Berliner Bischof warnt vor Pauschalurteilen in Solingen-Debatte

Nach dem Messeranschlag in Solingen warnt der evangelische Berliner Bischof Christian Stäblein vor Pauschalurteilen. Die Debatte dürfe nicht auf dem Rücken von Geflüchteten und Migranten ausgetragen werden. „Auch sie haben jetzt Angst vor pauschalen Verurteilungen und Anfeindungen“, sagte Stäblein. Die allermeisten, die nach Deutschland geflohen seien, seien gut integriert und leisteten einen wichtigen Beitrag für die Gesellschaft.

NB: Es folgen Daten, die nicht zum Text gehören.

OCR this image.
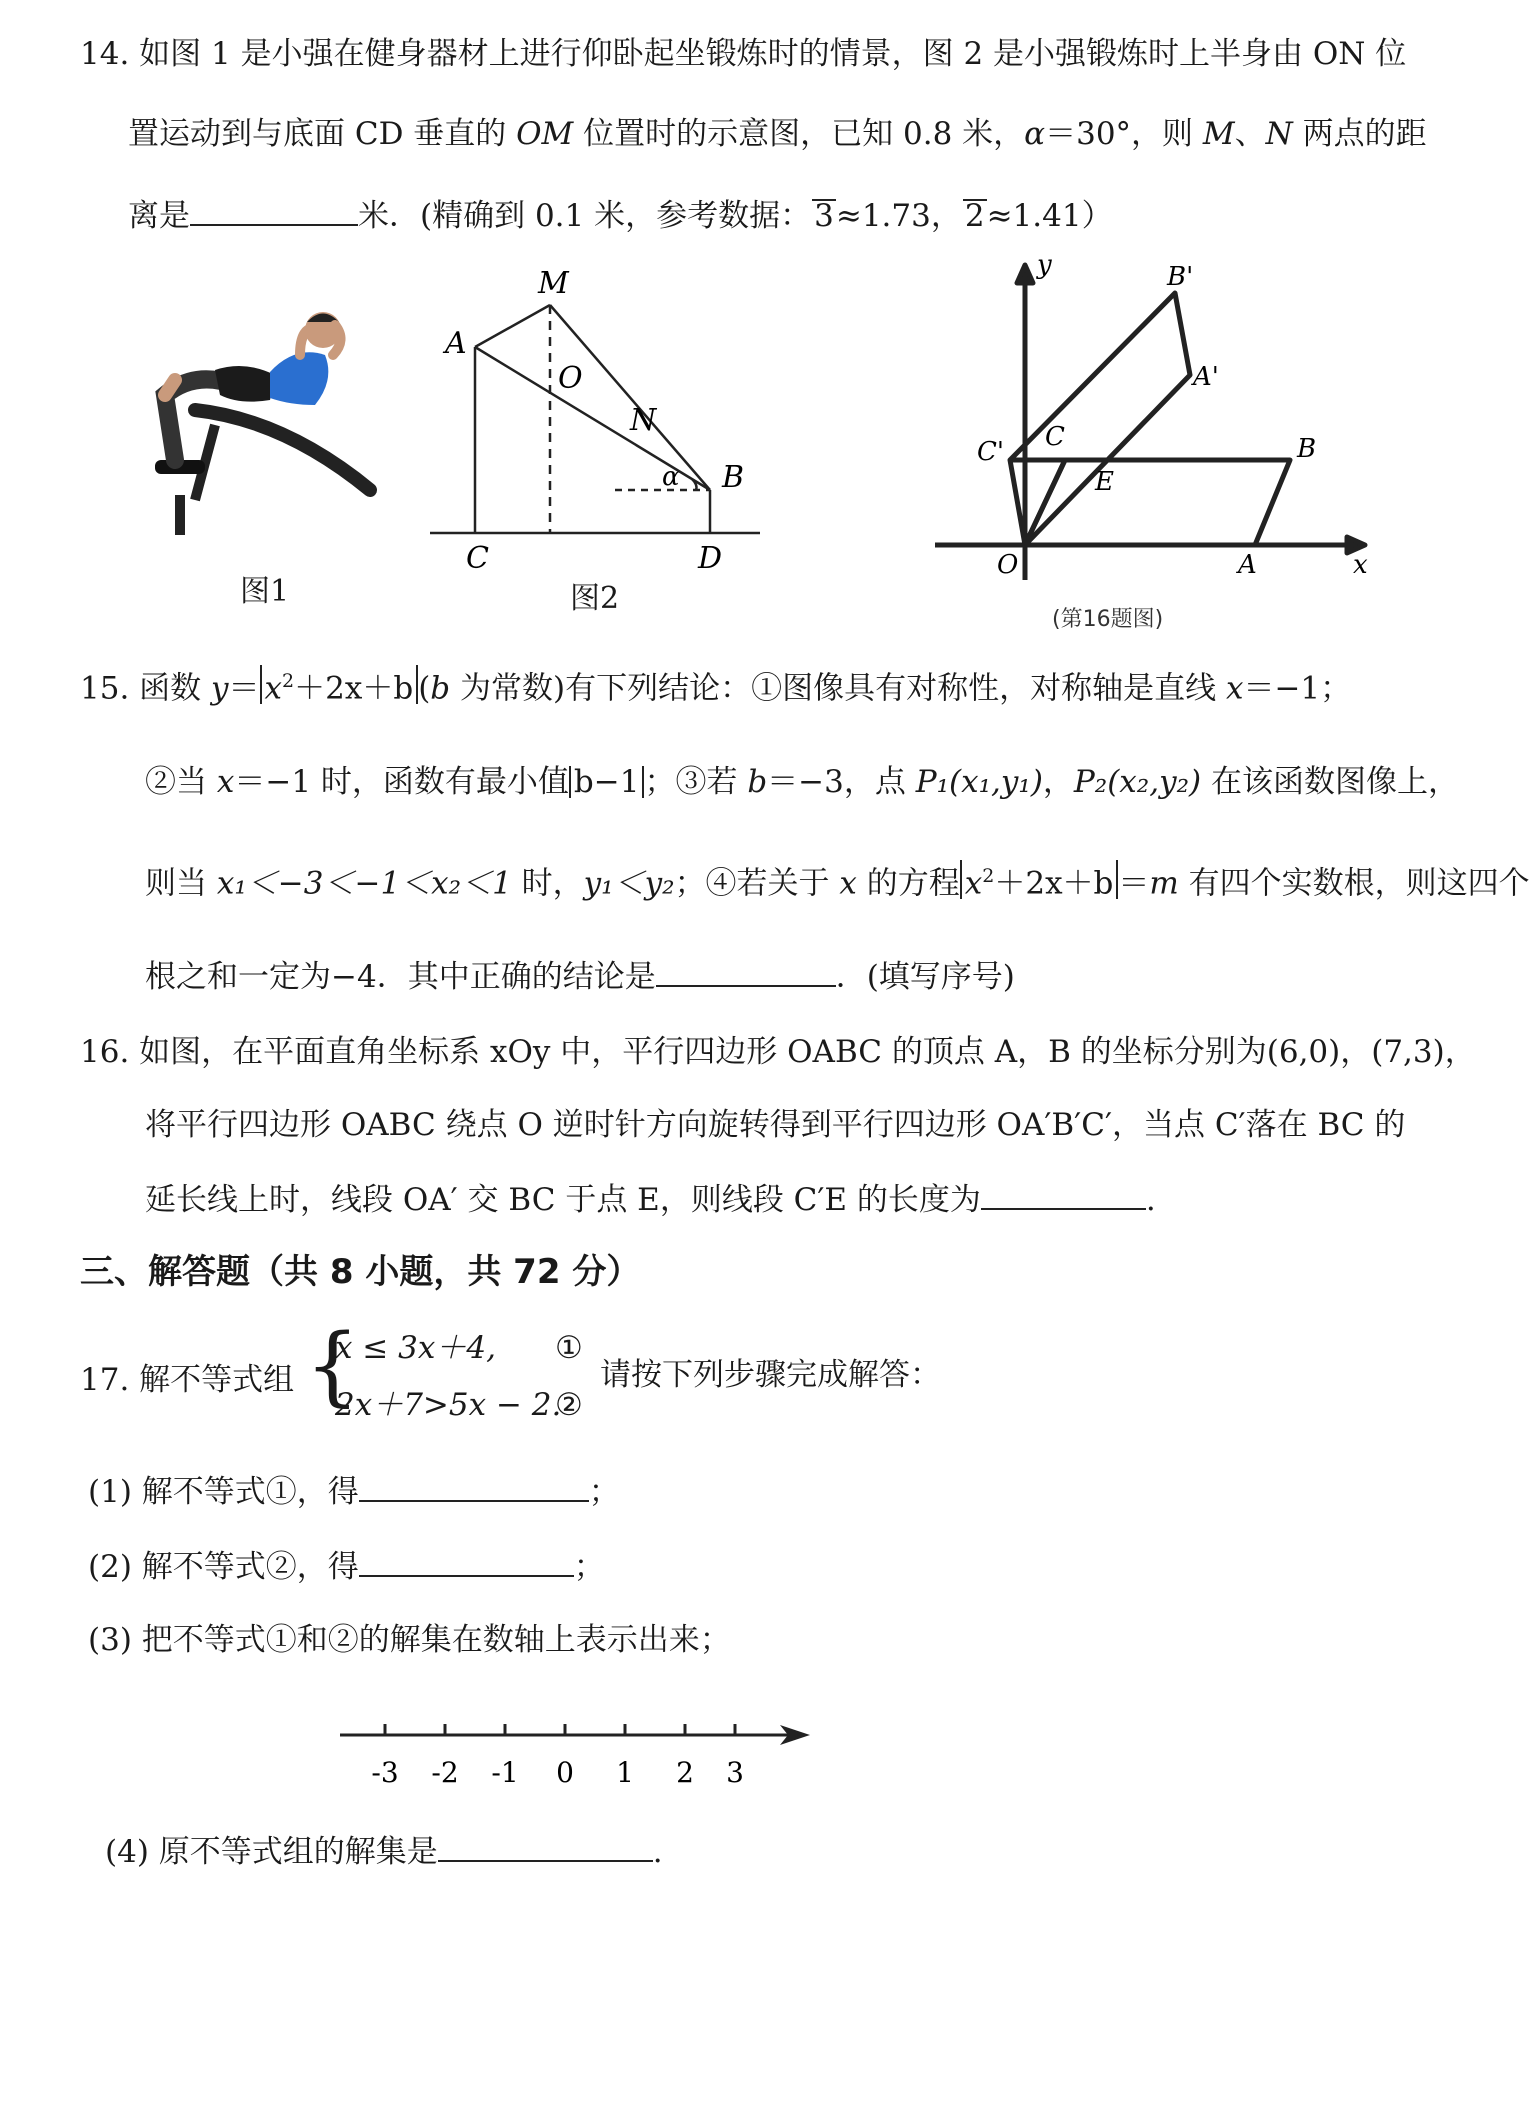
14. 如图 1 是小强在健身器材上进行仰卧起坐锻炼时的情景，图 2 是小强锻炼时上半身由 ON 位
置运动到与底面 CD 垂直的 OM 位置时的示意图，已知 0.8 米，α＝30°，则 M、N 两点的距
离是	米．(精确到 0.1 米，参考数据：3≈1.73，2≈1.41）
图1
M
A
O
N
α B
C	D
图2
y	B'
A'
C' C	B
E
O	A	x
(第16题图)
15. 函数 $y= x^2+2x+b$ (b 为常数)有下列结论：①图像具有对称性，对称轴是直线 x＝−1；
②当 x＝−1 时，函数有最小值 b−1 ；③若 b＝−3，点 P₁(x₁,y₁)，P₂(x₂,y₂) 在该函数图像上，
则当 x₁＜−3＜−1＜x₂＜1 时，y₁＜y₂；④若关于 x 的方程 $x^2+2x+b =m$ 有四个实数根，则这四个
根之和一定为−4．其中正确的结论是	．(填写序号)
16. 如图，在平面直角坐标系 xOy 中，平行四边形 OABC 的顶点 A，B 的坐标分别为(6,0)，(7,3)，
将平行四边形 OABC 绕点 O 逆时针方向旋转得到平行四边形 OA′B′C′，当点 C′落在 BC 的
延长线上时，线段 OA′ 交 BC 于点 E，则线段 C′E 的长度为	.
三、解答题（共 8 小题，共 72 分）
17. 解不等式组 {
x ≤ 3x＋4,
2x＋7>5x − 2.
①
②
请按下列步骤完成解答：
(1) 解不等式①，得	；
(2) 解不等式②，得	；
(3) 把不等式①和②的解集在数轴上表示出来；
-3 -2 -1 0 1 2 3
(4) 原不等式组的解集是	.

Mit Blick auf die anstehenden Landtagswahlen in Sachsen und Thüringen sowie später in Brandenburg äußerte der Bischof die Hoffnung, Wählerinnen und Wähler würden gut unterscheiden: zwischen denjenigen, die das Leid nach dem Anschlag für populistische Parolen instrumentalisierten, und jenen, die an einer Lösung interessiert seien, damit sich eine so furchtbare Gewalttat nicht wiederhole.

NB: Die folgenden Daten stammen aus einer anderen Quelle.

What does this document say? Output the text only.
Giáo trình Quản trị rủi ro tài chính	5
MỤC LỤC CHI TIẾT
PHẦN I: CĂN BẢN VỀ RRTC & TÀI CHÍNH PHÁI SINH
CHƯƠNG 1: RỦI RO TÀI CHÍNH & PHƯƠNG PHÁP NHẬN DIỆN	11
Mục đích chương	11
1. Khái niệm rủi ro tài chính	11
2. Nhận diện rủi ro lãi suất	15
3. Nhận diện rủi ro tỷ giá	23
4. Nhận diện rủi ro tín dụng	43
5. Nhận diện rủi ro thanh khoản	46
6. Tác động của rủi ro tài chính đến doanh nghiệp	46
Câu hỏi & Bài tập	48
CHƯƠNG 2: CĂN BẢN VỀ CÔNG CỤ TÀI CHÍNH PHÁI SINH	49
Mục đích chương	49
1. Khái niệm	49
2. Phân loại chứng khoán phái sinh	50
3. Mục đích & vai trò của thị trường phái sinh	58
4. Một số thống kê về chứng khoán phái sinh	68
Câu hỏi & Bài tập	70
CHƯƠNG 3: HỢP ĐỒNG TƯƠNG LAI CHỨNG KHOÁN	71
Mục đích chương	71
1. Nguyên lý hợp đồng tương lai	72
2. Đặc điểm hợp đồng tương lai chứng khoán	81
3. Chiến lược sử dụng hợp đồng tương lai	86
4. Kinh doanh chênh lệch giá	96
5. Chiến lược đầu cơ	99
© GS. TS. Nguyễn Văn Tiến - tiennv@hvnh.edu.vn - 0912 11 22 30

Muslime verurteilen Messerangriff in Solingen

Die muslimische Gemeinschaft verurteilte den Angriff scharf. „Der gestrige Angriff auf das Solinger Stadtfest hat uns tief erschüttert. In diesen schweren Stunden trauern wir um die Opfer und möchten den Angehörigen unser herzliches Beileid aussprechen“, erklärte Burhan Kesici, Vorsitzender des Islamrats.

Ali Mete, Generalsekretär der Islamischen Gemeinschaft Millî Görüş (IGMG), gab anlässlich des Solinger Angriffs, der drei Todesopfer und zahlreiche Verletzte gefordert hat, eine Erklärung ab. „Der schreckliche Angriff in Solingen hat uns alle zutiefst erschüttert. Während wir unsere Trauer erleben, dürfen wir als Gesellschaft keine Spaltung zulassen und müssen uns auf unsere Stärken konzentrieren“, erklärte Mete und fügte hinzu:

„Der Angriff in Solingen ist ein Attentatsversuch auf unser Zusammenleben, unsere Freiheit und unsere Gesellschaft. Der wahllose Angriff auf unschuldige Menschen mit der Absicht zu töten ist das offensichtlichste Zeichen für den Verlust menschlicher und moralischer Werte. Als Islamische Gemeinschaft Millî Görüş verurteilen wir diesen niederträchtigen Angriff aufs Schärfste.

Die Türkisch-Islamische Union e.V. (DITIB) zeigt sich auch bestürzt über den schrecklichen Messerangriff. „Unser tief empfundenes Mitgefühl gilt den Angehörigen, die einen unerträglichen Verlust erlitten haben, sowie den Verletzten, denen wir von Herzen eine schnelle Genesung wünschen“, so die DITIB in einer Mitteilung. In Zeiten wie diesen rücke man als Gemeinschaft noch enger zusammen, um sich der sinnlosen Gewalt entgegenzustellen, die das Leben aller erschüttert habe. (KNA/iQ)

Leserkommentare

grege sagt:
Nach rechtsradikalen und islamfeindlichen Vorgängen werden Islamverbände nicht müde, dass solche Gesinnungen die Mitte der Gesellschaft erreicht hat. Im selben Atemzug werden Staat und Gesellschaft aufgefordert, Islamfeindlichkeit zu bekämpfen. Bei islamistischen Terroranschlägen ist von demselbigen Forderungen seitens der Islamverbände an sich selber und der eigenen Community nichts zu hören. Stattdessen werden solche Taten als Einzelfälle hingestellt, die nichts mit dem Islam zu tun haben. Kein Wunder, dass Islamverbände mit Ausnahme von Fr. Kaddor unter Nichtmuslimen dermaßen unbeliebt sind.